At home alone with her newborn son at the start of the pandemic, she craved a project. It would not be sourdough, it would be her own Crispy Chili condiment—a marriage of traditional Crispy Chili and Salsa Matcha. “I knew I wanted more of the good stuff at the bottom, and I knew I wanted something less spicy, because I wanted people to be able to pour it on and not be in pain,” she said.
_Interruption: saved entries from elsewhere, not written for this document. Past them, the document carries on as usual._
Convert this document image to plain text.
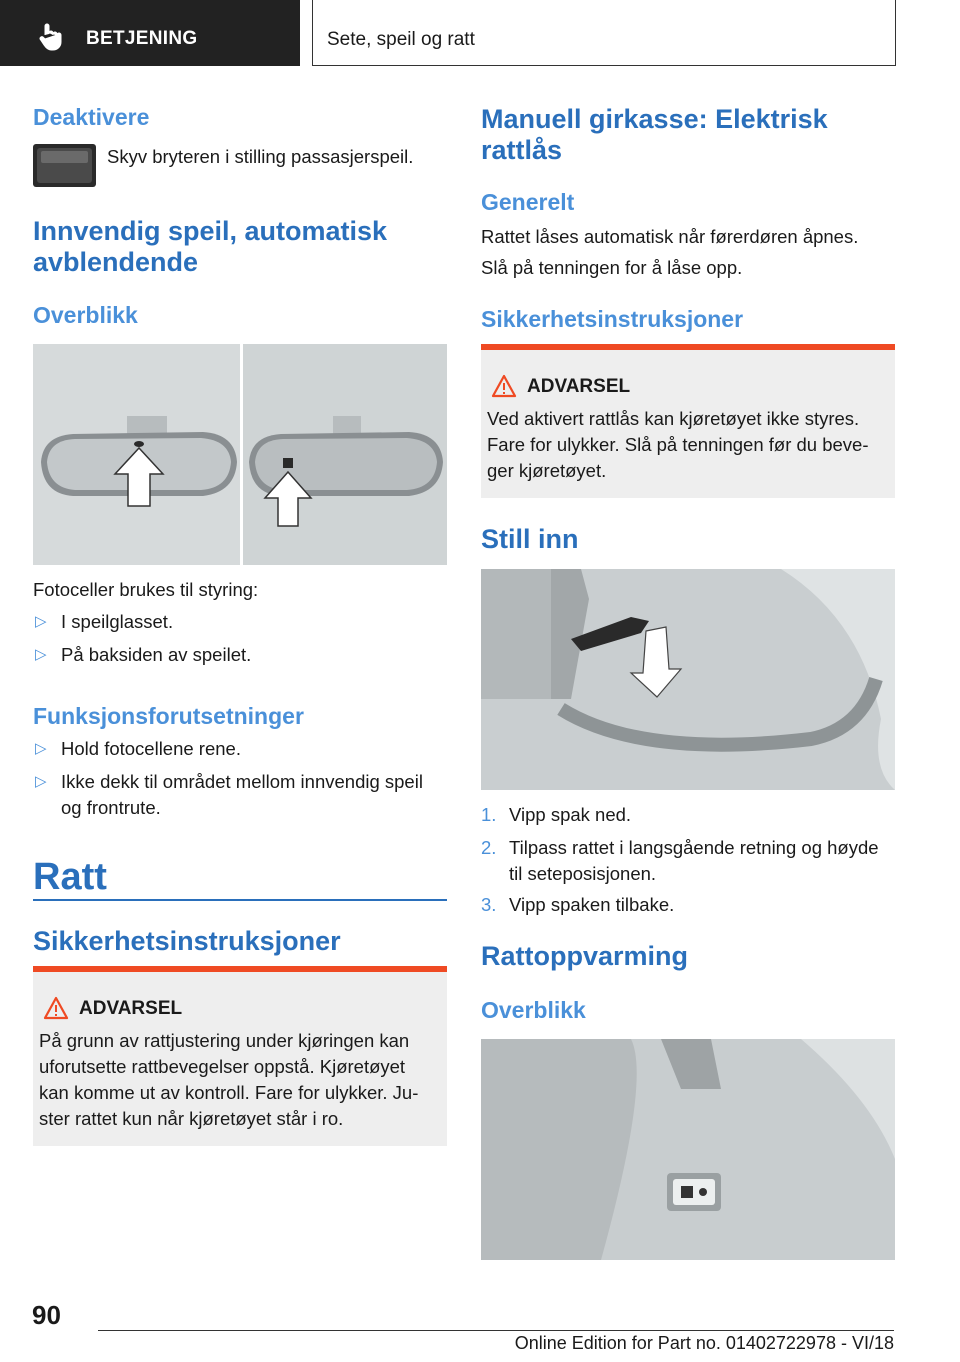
BETJENING	Sete, speil og ratt
Deaktivere
Skyv bryteren i stilling passasjerspeil.
Innvendig speil, automatisk avblendende
Overblikk
Fotoceller brukes til styring:
▷ I speilglasset.
▷ På baksiden av speilet.
Funksjonsforutsetninger
▷ Hold fotocellene rene.
▷ Ikke dekk til området mellom innvendig speil og frontrute.
Ratt
Sikkerhetsinstruksjoner
ADVARSEL
På grunn av rattjustering under kjøringen kan uforutsette rattbevegelser oppstå. Kjøretøyet kan komme ut av kontroll. Fare for ulykker. Juster rattet kun når kjøretøyet står i ro.
Manuell girkasse: Elektrisk rattlås
Generelt
Rattet låses automatisk når førerdøren åpnes.
Slå på tenningen for å låse opp.
Sikkerhetsinstruksjoner
ADVARSEL
Ved aktivert rattlås kan kjøretøyet ikke styres. Fare for ulykker. Slå på tenningen før du beveger kjøretøyet.
Still inn
1. Vipp spak ned.
2. Tilpass rattet i langsgående retning og høyde til seteposisjonen.
3. Vipp spaken tilbake.
Rattoppvarming
Overblikk
90
Online Edition for Part no. 01402722978 - VI/18
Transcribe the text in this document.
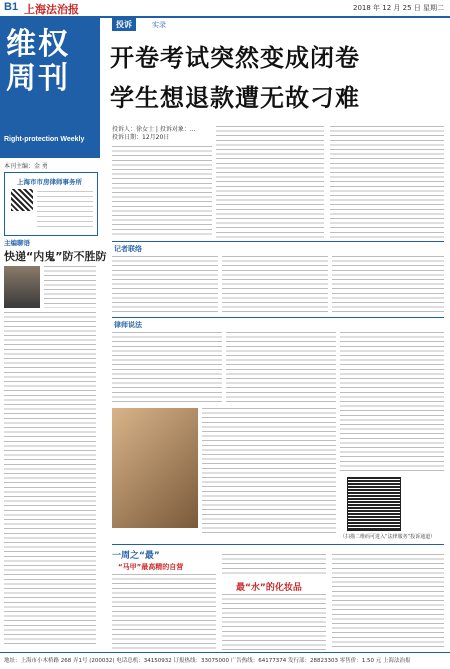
B1 上海法治报	2018 年 12 月 25 日 星期二
维权
周刊
Right-protection Weekly
本刊主编：金 勇
上海市市房律师事务所
主编聊语
快递“内鬼”防不胜防
投诉	实录
开卷考试突然变成闭卷
学生想退款遭无故刁难
投诉人：徐女士 | 投诉对象：...
投诉日期：12月20日
记者联络
律师说法
（扫描二维码可进入“法律服务”投诉通道）
一周之“最”
“马甲”最高精的自营
最“水”的化妆品
地址：上海市小木桥路 268 弄1号 (200032) 电话总机：34150932 订报热线：33075000 广告热线：64177374 发行部：28823303 零售价：1.50 元 上海法治报
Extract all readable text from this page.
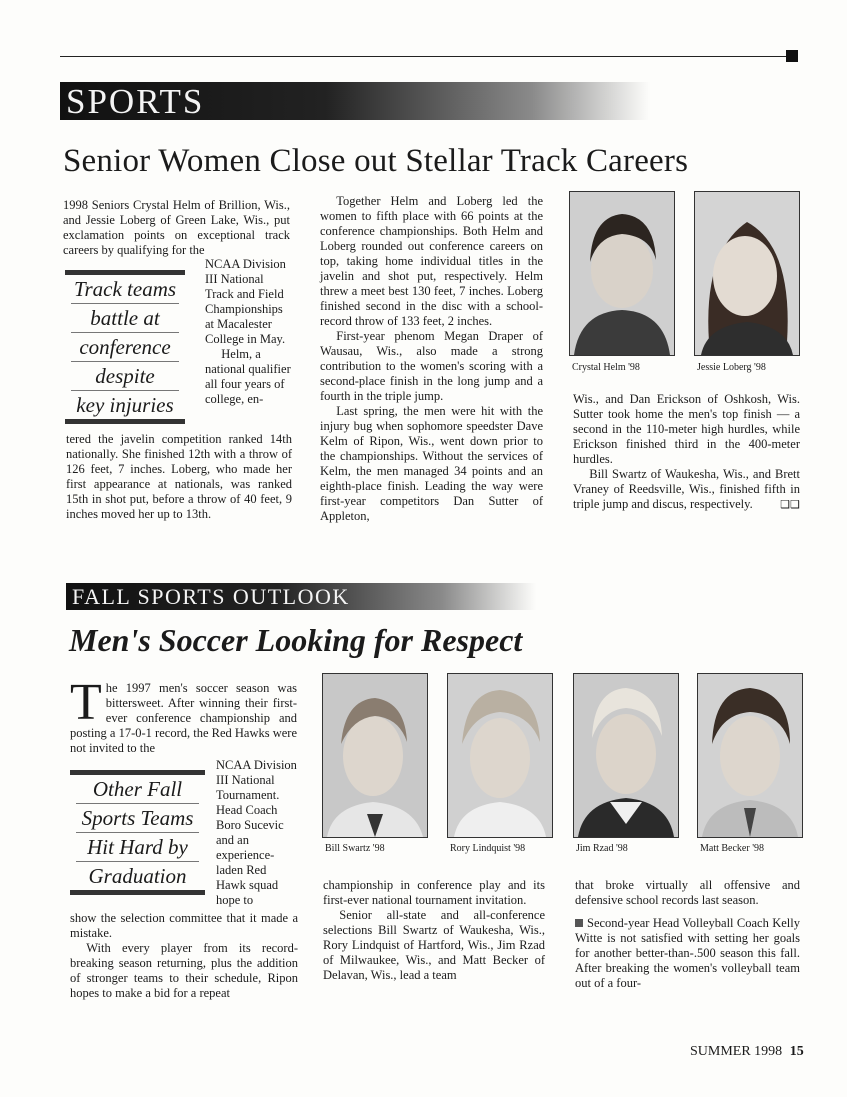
SPORTS
Senior Women Close out Stellar Track Careers

1998 Seniors Crystal Helm of Brillion, Wis., and Jessie Loberg of Green Lake, Wis., put exclamation points on exceptional track careers by qualifying for the

Track teams
battle at
conference
despite
key injuries

NCAA Division III National Track and Field Championships at Macalester College in May.

Helm, a national qualifier all four years of college, en-

tered the javelin competition ranked 14th nationally. She finished 12th with a throw of 126 feet, 7 inches. Loberg, who made her first appearance at nationals, was ranked 15th in shot put, before a throw of 40 feet, 9 inches moved her up to 13th.

Together Helm and Loberg led the women to fifth place with 66 points at the conference championships. Both Helm and Loberg rounded out conference careers on top, taking home individual titles in the javelin and shot put, respectively. Helm threw a meet best 130 feet, 7 inches. Loberg finished second in the disc with a school-record throw of 133 feet, 2 inches.

First-year phenom Megan Draper of Wausau, Wis., also made a strong contribution to the women's scoring with a second-place finish in the long jump and a fourth in the triple jump.

Last spring, the men were hit with the injury bug when sophomore speedster Dave Kelm of Ripon, Wis., went down prior to the championships. Without the services of Kelm, the men managed 34 points and an eighth-place finish. Leading the way were first-year competitors Dan Sutter of Appleton,

Crystal Helm '98	Jessie Loberg '98

Wis., and Dan Erickson of Oshkosh, Wis. Sutter took home the men's top finish — a second in the 110-meter high hurdles, while Erickson finished third in the 400-meter hurdles.

Bill Swartz of Waukesha, Wis., and Brett Vraney of Reedsville, Wis., finished fifth in triple jump and discus, respectively.	❑❑

FALL SPORTS OUTLOOK
Men's Soccer Looking for Respect
T he 1997 men's soccer season was bittersweet. After winning their first-ever conference championship and posting a 17-0-1 record, the Red Hawks were not invited to the

Other Fall
Sports Teams
Hit Hard by
Graduation

NCAA Division III National Tournament. Head Coach Boro Sucevic and an experience-laden Red Hawk squad hope to

show the selection committee that it made a mistake.

With every player from its record-breaking season returning, plus the addition of stronger teams to their schedule, Ripon hopes to make a bid for a repeat

Bill Swartz '98	Rory Lindquist '98	Jim Rzad '98	Matt Becker '98

championship in conference play and its first-ever national tournament invitation.

Senior all-state and all-conference selections Bill Swartz of Waukesha, Wis., Rory Lindquist of Hartford, Wis., Jim Rzad of Milwaukee, Wis., and Matt Becker of Delavan, Wis., lead a team

that broke virtually all offensive and defensive school records last season.

Second-year Head Volleyball Coach Kelly Witte is not satisfied with setting her goals for another better-than-.500 season this fall. After breaking the women's volleyball team out of a four-

SUMMER 1998 15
Cristy’s husband helped get her started with the basic Chinese technique of making crispy chili—focusing on how to get the temperature of the oil just right so nothing would get burnt or bitter, just crisp and crunchy. Cristy begins by heating the oil with sugar and frying a proprietary blend of chiles, so the oil gets flavored and colored by the peppers’ dark hued skins. Then she adds copious amount of super thin, hand-sliced garlic and shallots, carefully and painstakingly frying those to a golden crisp. Finally she adds toasted sesame seeds and chopped marcona almonds, which add that rich nutty flavor and super satisfying crunch.
She named her Crispy Chili Onino after her son Nino, and the millions of times she and Austin said: Oh Nino! Get yours right now. Put it on eggs, pizza, fish, steak, whatever you are cooking. Eat it by the spoonful like peanut butter from a jar. Do it. I do. Thank you, Beth!